I was watching a show called The Middle. For those of you who are unfamiliar with this program, it is a sitcom that centers on a family of five in rural Indiana. The parents both work, and the kids are a strangely familiar mix of people you may actually know. They live in a house that has clearly been decorated bit by bit over a couple of decades of not being able to afford an interior designer, and their dishwasher requires duct tape in order to work. In a sentence, it is a show about my family and quite a few families I know. It is refreshing to see a sitcom that I can relate to. Don't get me wrong, I also enjoy shows about Naval Criminal Investigation Service agents and lovable physicists with a passion for all things nerdy, but I don't really connect with those characters. This connection to the characters in The Middle is the source of my epiphany. The mother, Frankie, comes to the realization in last week's episode that they spend so much time doing the unpleasant things they don't really want to do that they don't have time to the things they really do want to do. She references missing fun holiday events to do laundry and passing on birthdays and anniversaries in order to fulfill other menial household tasks. She realized her "To Do" list was out of whack. Her realization became my realization. My priorities are usually listed like this:

-Things I have to do.
-Things I really should do
-Fall asleep
-Dream about the things I'd really like to do
-Wake up

The fact is that I have a hobby. There are a couple of things that I really enjoy doing. In fact, I enjoy doing these two things so much, that I actually majored in it in college. I love to read books, and I love to write. The problem is that I put all of the things that are supposedly more important ahead of doing either of them as a hobby. Do I read? Sure. I read all of the time, but very little of it is based on enjoyment. I read emails, instructions, and homework assignments. Do I write? Absolutely. I write assignment instructions, emails, hall passes, and feedback on IEPprogress reports.
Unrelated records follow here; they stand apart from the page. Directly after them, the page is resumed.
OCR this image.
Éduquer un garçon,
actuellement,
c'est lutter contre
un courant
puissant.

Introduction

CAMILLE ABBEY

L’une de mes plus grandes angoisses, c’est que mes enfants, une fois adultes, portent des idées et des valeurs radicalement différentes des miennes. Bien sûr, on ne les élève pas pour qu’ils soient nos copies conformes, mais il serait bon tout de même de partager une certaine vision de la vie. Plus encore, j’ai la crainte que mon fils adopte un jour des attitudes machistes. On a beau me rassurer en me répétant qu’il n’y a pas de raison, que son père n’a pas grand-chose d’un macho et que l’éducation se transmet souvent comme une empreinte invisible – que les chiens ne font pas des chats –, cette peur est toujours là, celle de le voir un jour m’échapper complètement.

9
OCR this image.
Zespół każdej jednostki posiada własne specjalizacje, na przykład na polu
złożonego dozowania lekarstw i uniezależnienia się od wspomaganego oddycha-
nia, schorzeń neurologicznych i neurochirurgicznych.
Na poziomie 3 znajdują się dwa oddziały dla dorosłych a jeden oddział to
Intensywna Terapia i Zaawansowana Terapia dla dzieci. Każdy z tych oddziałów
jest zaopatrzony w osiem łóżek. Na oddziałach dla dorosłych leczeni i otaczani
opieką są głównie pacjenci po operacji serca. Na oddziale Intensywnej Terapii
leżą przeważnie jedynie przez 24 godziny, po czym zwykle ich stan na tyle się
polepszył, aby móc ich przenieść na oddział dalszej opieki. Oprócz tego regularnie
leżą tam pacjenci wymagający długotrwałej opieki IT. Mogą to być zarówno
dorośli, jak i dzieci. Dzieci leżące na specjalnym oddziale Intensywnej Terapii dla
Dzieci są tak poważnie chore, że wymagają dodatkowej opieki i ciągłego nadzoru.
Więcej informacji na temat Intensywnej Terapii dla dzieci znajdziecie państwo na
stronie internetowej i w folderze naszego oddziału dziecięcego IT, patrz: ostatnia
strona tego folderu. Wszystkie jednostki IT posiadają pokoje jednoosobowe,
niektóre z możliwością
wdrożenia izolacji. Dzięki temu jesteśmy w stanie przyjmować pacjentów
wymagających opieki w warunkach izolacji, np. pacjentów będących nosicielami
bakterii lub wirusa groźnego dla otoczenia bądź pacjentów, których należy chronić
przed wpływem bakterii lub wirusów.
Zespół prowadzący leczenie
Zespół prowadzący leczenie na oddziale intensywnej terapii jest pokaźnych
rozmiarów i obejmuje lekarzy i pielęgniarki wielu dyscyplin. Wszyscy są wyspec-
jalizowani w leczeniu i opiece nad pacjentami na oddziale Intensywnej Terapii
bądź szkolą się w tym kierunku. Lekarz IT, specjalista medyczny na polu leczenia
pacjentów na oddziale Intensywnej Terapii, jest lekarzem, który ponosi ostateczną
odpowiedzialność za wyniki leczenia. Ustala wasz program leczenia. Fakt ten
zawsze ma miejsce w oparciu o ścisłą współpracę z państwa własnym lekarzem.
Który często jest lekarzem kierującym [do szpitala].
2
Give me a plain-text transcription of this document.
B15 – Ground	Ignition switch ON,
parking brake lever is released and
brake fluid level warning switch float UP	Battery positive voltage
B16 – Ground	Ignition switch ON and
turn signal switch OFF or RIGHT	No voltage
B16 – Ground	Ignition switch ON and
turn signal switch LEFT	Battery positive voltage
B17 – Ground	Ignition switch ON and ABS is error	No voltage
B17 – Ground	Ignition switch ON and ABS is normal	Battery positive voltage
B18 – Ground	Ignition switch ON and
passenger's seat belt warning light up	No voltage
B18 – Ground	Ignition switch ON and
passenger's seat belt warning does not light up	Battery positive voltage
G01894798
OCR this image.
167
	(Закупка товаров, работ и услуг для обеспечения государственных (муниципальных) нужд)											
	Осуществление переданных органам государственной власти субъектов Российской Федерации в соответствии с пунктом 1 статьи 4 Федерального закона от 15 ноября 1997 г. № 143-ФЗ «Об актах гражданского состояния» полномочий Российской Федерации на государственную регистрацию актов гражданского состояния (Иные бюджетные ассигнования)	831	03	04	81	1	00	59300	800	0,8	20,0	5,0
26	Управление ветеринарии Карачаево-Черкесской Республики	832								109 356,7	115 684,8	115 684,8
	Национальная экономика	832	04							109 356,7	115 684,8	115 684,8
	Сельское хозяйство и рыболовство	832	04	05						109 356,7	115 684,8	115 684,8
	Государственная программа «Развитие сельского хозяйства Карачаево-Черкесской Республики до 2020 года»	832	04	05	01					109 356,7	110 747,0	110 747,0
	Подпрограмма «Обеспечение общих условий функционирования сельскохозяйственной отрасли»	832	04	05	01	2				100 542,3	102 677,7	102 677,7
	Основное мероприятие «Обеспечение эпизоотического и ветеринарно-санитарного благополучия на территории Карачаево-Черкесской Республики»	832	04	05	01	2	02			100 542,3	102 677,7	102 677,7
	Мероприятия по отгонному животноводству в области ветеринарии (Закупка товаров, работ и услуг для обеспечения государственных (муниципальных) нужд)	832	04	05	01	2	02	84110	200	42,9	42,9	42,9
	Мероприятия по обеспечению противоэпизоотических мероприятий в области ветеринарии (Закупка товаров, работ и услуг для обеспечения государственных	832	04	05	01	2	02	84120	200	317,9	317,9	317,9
I've spent the last couple of years lamenting the fact that I don't have time to read the books I'd like to read or write the things I'd like to write. I find pockets of time here and there, spread out over months of time for these activities, but I'd hardly call that a rewarding hobby. That is until that episode of The Middle when I realized that much like the characters on the screen, I've had my priorities out of whack. I need to start putting my hobbies higher on the list. It depresses me to look at my two blogs (this post appears on both) and realize that children born on the dates of my last posts are old enough to walk. I am resolving with this post to change that. I am resolving to put my hobbies closer to the top of the list. I am resolving to blog once a week (I require my Creative Writing students to do it, why shouldn't I allow myself to do it?) and read a novel a month (A pathetic goal for someone who used to read a novel in a day, but it takes baby steps).

Just to prove that this isn't an empty goal, I am writing this post with a stack of work sitting next to me. I have student work to grade, lesson plans to create, hundreds of pages of assigned reading and assignments from my grad classes, and laundry to fold, but I am taking the time to do something I want to do before I even touch the things I need to do, and I feel better about the day already.